Some people have bleeding disorders that cause them to bleed easily. The most well-known blood disorder, hemophilia, happens when the body doesn’t produce a certain clotting factor protein.

Other things that can make you bleed easily include:

Medications used to prevent blood clots, including heparin, warfarin, and other anticoagulants, can also result in easy or excessive bleeding.

General symptoms of bleeding disorders include:

  • unexplained nosebleeds
  • excessive or long-lasting menstrual flow
  • prolonged bleeding after small cuts or wounds
  • excessive bruising or other skin marks

Minor cuts in the mouth and throat are common, especially if you’re eating something with sharp edges. While these injuries usually don’t cause bleeding, they can in people with bleeding disorders. Throat infections that damage blood vessels are also more likely to cause bleeding in people with bleeding disorders.

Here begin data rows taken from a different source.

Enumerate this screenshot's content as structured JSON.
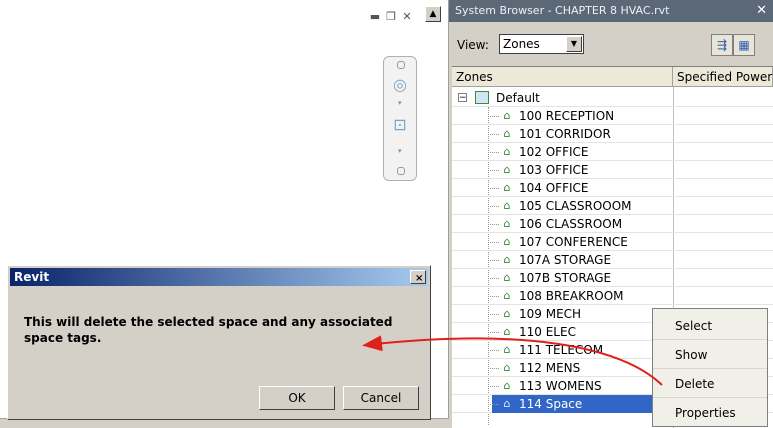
{
  "view_area": {
    "window_buttons": [
      "minimize-icon",
      "restore-icon",
      "close-icon"
    ]
  },
  "dialog": {
    "title": "Revit",
    "close_glyph": "×",
    "message": "This will delete the selected space and any associated space tags.",
    "ok_label": "OK",
    "cancel_label": "Cancel"
  },
  "system_browser": {
    "title": "System Browser - CHAPTER 8 HVAC.rvt",
    "view_label": "View:",
    "view_value": "Zones",
    "columns": [
      "Zones",
      "Specified Power"
    ],
    "root": "Default",
    "spaces": [
      "100 RECEPTION",
      "101 CORRIDOR",
      "102 OFFICE",
      "103 OFFICE",
      "104 OFFICE",
      "105 CLASSROOOM",
      "106 CLASSROOM",
      "107 CONFERENCE",
      "107A STORAGE",
      "107B STORAGE",
      "108 BREAKROOM",
      "109 MECH",
      "110 ELEC",
      "111 TELECOM",
      "112 MENS",
      "113 WOMENS",
      "114 Space"
    ],
    "selected_space": "114 Space"
  },
  "context_menu": {
    "items": [
      "Select",
      "Show",
      "Delete",
      "Properties"
    ]
  },
  "colors": {
    "titlebar_dark": "#0a246a",
    "selection": "#3166c6",
    "arrow": "#e0201b"
  }
}
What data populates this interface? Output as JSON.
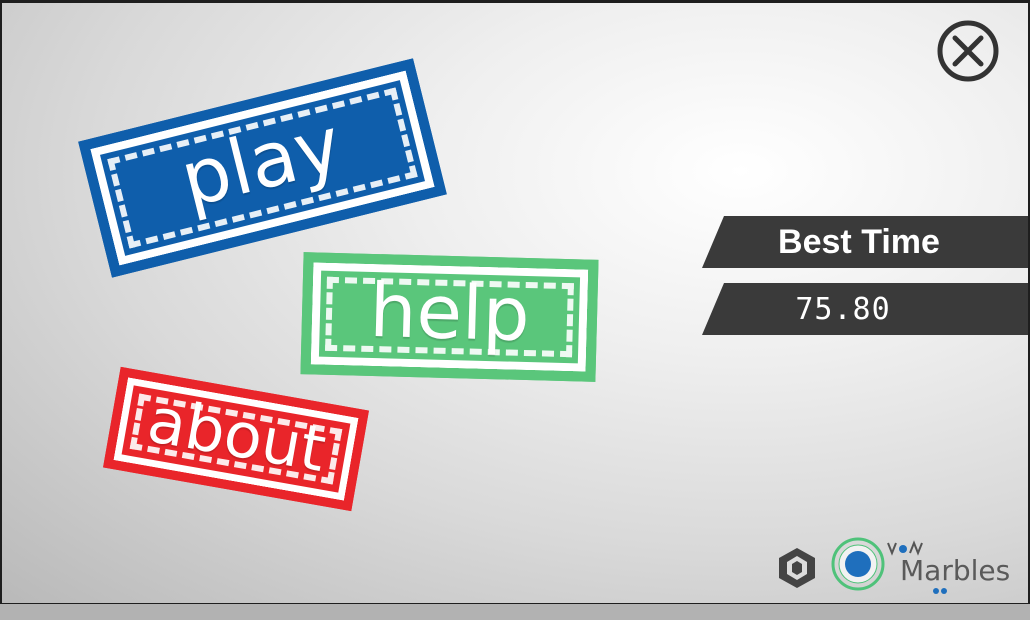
{
  "menu": {
    "play_label": "play",
    "help_label": "help",
    "about_label": "about"
  },
  "best_time": {
    "title": "Best Time",
    "value": "75.80"
  },
  "branding": {
    "marbles_label": "Marbles"
  },
  "icons": {
    "close": "close-icon",
    "unity": "unity-logo-icon",
    "marbles": "marbles-logo-icon"
  },
  "colors": {
    "play": "#0f5eab",
    "help": "#5ac67b",
    "about": "#e9252a",
    "banner": "#3a3a3a"
  }
}
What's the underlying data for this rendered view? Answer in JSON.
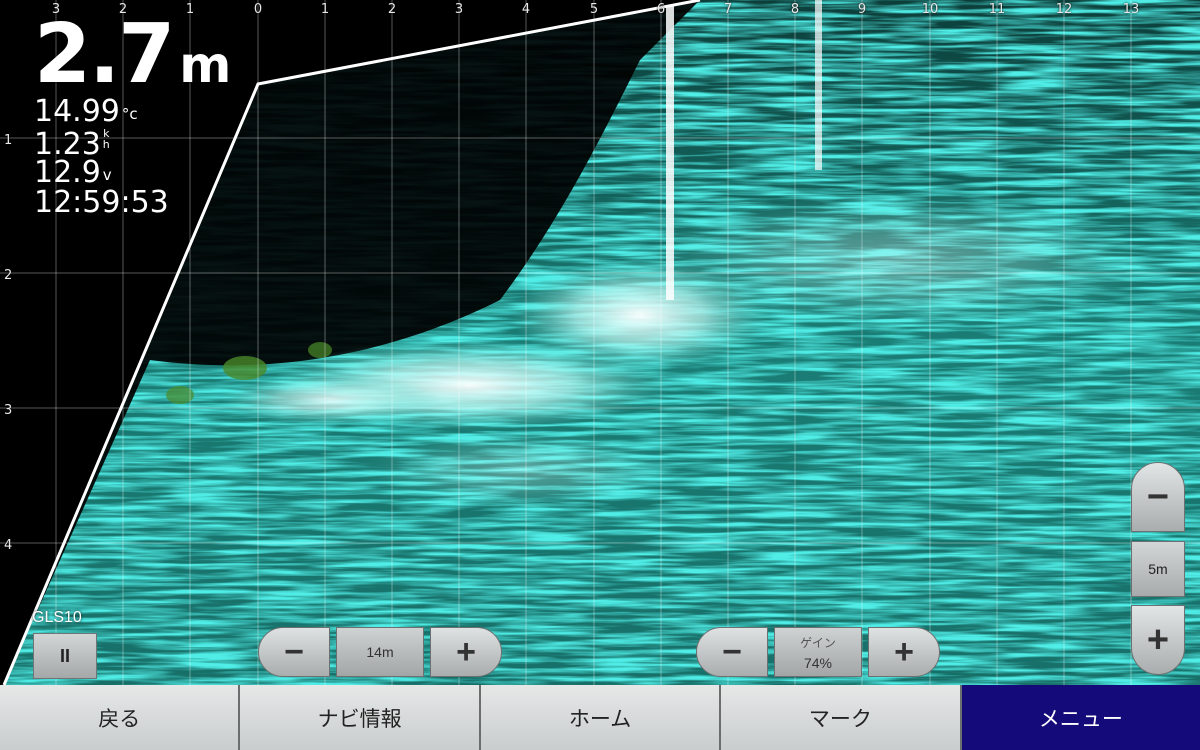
{
  "readout": {
    "depth_value": "2.7",
    "depth_unit": "m",
    "temperature_value": "14.99",
    "temperature_unit": "°c",
    "speed_value": "1.23",
    "speed_unit_top": "k",
    "speed_unit_bottom": "h",
    "voltage_value": "12.9",
    "voltage_unit": "v",
    "time": "12:59:53"
  },
  "range_scale": [
    "3",
    "2",
    "1",
    "0",
    "1",
    "2",
    "3",
    "4",
    "5",
    "6",
    "7",
    "8",
    "9",
    "10",
    "11",
    "12",
    "13"
  ],
  "depth_scale": [
    "1",
    "2",
    "3",
    "4"
  ],
  "source": {
    "label": "GLS10",
    "pause_label": "II"
  },
  "range_control": {
    "minus_label": "−",
    "value": "14m",
    "plus_label": "+"
  },
  "gain_control": {
    "minus_label": "−",
    "title": "ゲイン",
    "value": "74%",
    "plus_label": "+"
  },
  "zoom_control": {
    "minus_label": "−",
    "value": "5m",
    "plus_label": "+"
  },
  "nav": {
    "back": "戻る",
    "navi_info": "ナビ情報",
    "home": "ホーム",
    "mark": "マーク",
    "menu": "メニュー"
  },
  "colors": {
    "sonar_return": "#3fd9cc",
    "active_tab": "#150a7a"
  }
}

Seek emergency treatment for any excessive bleeding in your tonsils or bleeding that lasts for more than an hour.

Tonsil cancer can sometimes cause open sores and bleeding. This type of cancer is most common in people over the age of 50. It also affects men three to four times more than women, estimates Cedars-Sinai. The primary risk factors for tonsil cancer include the use of alcohol and tobacco.

Symptoms of tonsil cancer include:

  • a sore on the tonsils that won’t heal
  • a tonsil that’s growing larger on one side
  • bleeding or blood in your saliva
  • mouth pain
  • constant sore throat
  • ear pain
  • difficulty swallowing, chewing, or speaking
  • pain when eating citrus
  • pain when swallowing
  • lump or pain in your neck
  • bad breath

Treatment for tonsil cancer depends on its stage and whether it’s spread to any other areas. Early stage tonsil cancer can be treated with radiation. More advanced stages may require a combination of therapies, including chemotherapy or surgery to remove a tumor.

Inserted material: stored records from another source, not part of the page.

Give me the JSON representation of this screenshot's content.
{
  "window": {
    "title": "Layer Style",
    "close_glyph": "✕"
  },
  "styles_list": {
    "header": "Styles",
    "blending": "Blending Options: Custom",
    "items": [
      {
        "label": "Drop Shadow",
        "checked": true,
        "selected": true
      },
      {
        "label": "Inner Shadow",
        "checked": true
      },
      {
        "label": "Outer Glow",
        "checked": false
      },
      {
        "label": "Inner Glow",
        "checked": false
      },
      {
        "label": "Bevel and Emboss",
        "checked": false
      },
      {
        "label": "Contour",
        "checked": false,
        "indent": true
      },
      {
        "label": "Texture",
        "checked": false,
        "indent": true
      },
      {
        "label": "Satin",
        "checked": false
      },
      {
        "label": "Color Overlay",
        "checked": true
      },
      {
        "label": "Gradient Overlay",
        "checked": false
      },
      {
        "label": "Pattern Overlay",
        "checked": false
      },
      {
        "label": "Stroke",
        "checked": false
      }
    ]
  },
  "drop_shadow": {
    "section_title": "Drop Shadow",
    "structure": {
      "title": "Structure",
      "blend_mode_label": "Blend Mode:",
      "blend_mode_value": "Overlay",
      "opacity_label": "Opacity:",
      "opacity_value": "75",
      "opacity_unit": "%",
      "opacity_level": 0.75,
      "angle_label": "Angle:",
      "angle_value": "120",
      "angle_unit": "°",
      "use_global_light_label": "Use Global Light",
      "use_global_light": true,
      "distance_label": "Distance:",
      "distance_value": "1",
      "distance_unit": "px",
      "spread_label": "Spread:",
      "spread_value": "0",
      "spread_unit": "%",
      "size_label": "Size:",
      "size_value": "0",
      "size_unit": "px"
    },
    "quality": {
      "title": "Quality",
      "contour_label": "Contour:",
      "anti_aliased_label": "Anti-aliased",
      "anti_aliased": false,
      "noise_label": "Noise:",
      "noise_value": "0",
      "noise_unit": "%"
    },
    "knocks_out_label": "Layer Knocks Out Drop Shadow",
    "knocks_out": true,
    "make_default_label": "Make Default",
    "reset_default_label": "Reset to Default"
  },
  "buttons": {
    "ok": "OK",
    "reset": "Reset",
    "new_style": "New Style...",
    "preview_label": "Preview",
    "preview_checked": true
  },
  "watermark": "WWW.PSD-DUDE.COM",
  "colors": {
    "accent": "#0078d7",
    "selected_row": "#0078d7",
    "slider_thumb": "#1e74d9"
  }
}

Bleeding tonsils are fairly uncommon. However, when your tonsils are irritated, like due to an infection, they may look red and bloody.

If you have a bleeding disorder or recently had your tonsils removed, you might also notice some bleeding. While it isn’t always a symptom to worry about, it’s best to make an appointment to rule out any underlying conditions.

If you notice heavy bleeding or bleeding that lasts for more than an hour, head to the emergency room.